Varansi’s main Ghat is considered to be the most visually spectacular in the world. Built in the mid-18th Century under the orders of Peshwa Bali Baji Rao, it is known as one of the city’s most important religious sites and a major locale for ceremonies, particularly Aartis during festivals. It is steeped in both history and legend. According to legend, it was where Lord Brahma sacrificed ten horses on its steps. One of South India’s most important religious sites.
Kashi Vishwanath Temple
The city’s most important Hindu temple, the Kashi Vishvanath Temple is located next to the Dashashwamedh Ghat. Dedicated to Lord Shiva, the site itself has functioned as a temple for many centuries, with the original temple destroyed at the end of the 12th Century. It is known for its gold exterior. It draws major crowds, reaching around 3,000 a day on average although this number sometimes exceeds one million during festivals. The current building was completed in 1780 and has remained one of the most significant places of worship in the entire Hindu religion ever since.
One of the city’s most enduring pieces of Mughal architecture, Ramnagar Fort was built in 1750 under the orders of Kashi Naresh Baja Balwant Singh. Known for its traditional sandstone exterior, the Fort was one of the city’s major buildings as the home of the city’s Maharaja. The building has fallen into disrepair in recent years, accentuated by the collapse of the monarchy.
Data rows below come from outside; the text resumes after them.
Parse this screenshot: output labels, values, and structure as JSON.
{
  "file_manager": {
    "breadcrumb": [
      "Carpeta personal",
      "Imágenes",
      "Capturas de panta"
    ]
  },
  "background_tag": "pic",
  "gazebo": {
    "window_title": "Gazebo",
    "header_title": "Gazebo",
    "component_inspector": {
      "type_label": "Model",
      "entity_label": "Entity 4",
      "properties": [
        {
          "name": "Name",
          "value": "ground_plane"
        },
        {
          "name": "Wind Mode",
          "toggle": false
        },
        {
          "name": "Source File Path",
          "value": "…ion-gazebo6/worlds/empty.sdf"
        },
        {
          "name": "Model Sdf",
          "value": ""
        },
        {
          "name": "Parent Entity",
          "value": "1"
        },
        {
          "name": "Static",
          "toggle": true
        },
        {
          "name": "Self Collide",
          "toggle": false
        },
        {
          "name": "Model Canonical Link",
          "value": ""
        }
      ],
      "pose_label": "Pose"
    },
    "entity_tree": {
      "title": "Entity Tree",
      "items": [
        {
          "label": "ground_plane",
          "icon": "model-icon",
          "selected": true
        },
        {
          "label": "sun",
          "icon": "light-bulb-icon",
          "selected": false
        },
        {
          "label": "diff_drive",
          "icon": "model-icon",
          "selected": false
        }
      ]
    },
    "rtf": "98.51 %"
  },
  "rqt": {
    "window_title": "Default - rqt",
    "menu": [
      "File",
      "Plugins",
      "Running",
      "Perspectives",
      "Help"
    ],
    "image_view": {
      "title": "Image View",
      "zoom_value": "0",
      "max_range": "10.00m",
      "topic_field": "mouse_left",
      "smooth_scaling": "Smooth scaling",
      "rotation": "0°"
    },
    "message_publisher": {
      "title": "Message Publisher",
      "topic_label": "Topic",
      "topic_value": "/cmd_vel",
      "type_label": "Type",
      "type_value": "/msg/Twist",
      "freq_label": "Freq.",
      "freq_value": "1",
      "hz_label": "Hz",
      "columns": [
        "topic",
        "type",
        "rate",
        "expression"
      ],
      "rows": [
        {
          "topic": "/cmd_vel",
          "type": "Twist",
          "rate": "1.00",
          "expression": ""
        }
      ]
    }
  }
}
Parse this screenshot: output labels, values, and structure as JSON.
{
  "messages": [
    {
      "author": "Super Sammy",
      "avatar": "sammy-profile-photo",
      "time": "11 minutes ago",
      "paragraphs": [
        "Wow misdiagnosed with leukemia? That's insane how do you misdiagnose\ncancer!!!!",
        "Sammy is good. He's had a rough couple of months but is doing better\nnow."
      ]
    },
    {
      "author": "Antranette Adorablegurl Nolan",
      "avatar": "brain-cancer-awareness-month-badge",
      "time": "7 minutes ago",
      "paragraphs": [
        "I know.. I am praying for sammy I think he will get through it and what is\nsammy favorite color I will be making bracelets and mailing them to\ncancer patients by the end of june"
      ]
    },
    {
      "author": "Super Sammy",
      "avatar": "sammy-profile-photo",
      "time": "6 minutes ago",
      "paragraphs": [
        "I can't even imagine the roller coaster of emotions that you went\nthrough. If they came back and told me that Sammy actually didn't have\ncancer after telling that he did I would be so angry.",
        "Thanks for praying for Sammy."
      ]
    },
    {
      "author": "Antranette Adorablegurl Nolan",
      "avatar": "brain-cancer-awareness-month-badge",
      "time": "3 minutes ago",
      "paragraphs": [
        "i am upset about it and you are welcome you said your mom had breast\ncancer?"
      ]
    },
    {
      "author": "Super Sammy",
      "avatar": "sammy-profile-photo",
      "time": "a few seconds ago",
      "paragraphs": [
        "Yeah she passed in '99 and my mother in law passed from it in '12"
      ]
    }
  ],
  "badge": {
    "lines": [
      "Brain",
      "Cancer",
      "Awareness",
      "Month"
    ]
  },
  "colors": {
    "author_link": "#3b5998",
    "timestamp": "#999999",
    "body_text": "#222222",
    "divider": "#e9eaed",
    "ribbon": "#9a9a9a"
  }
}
However, it is now home Saraswati Bhawan, a strange museum featuring foreign and native objects ranging from Japanese guns to American vintage cars. The fort assumes a major role during a number of festivals, the old building lit up amid the jubilations.
A short drive from Varansi, the Sarnath Museum is India’s oldest archaeological museum, founded over a century ago in 1910. The museum draws from a lengthy period ranging from the 3rd Century BC to the 12th Century AD. The museum is particularly well-known for its extensive collection of Buddhist statues, the Lion Capital of Ashoka being its most important relic.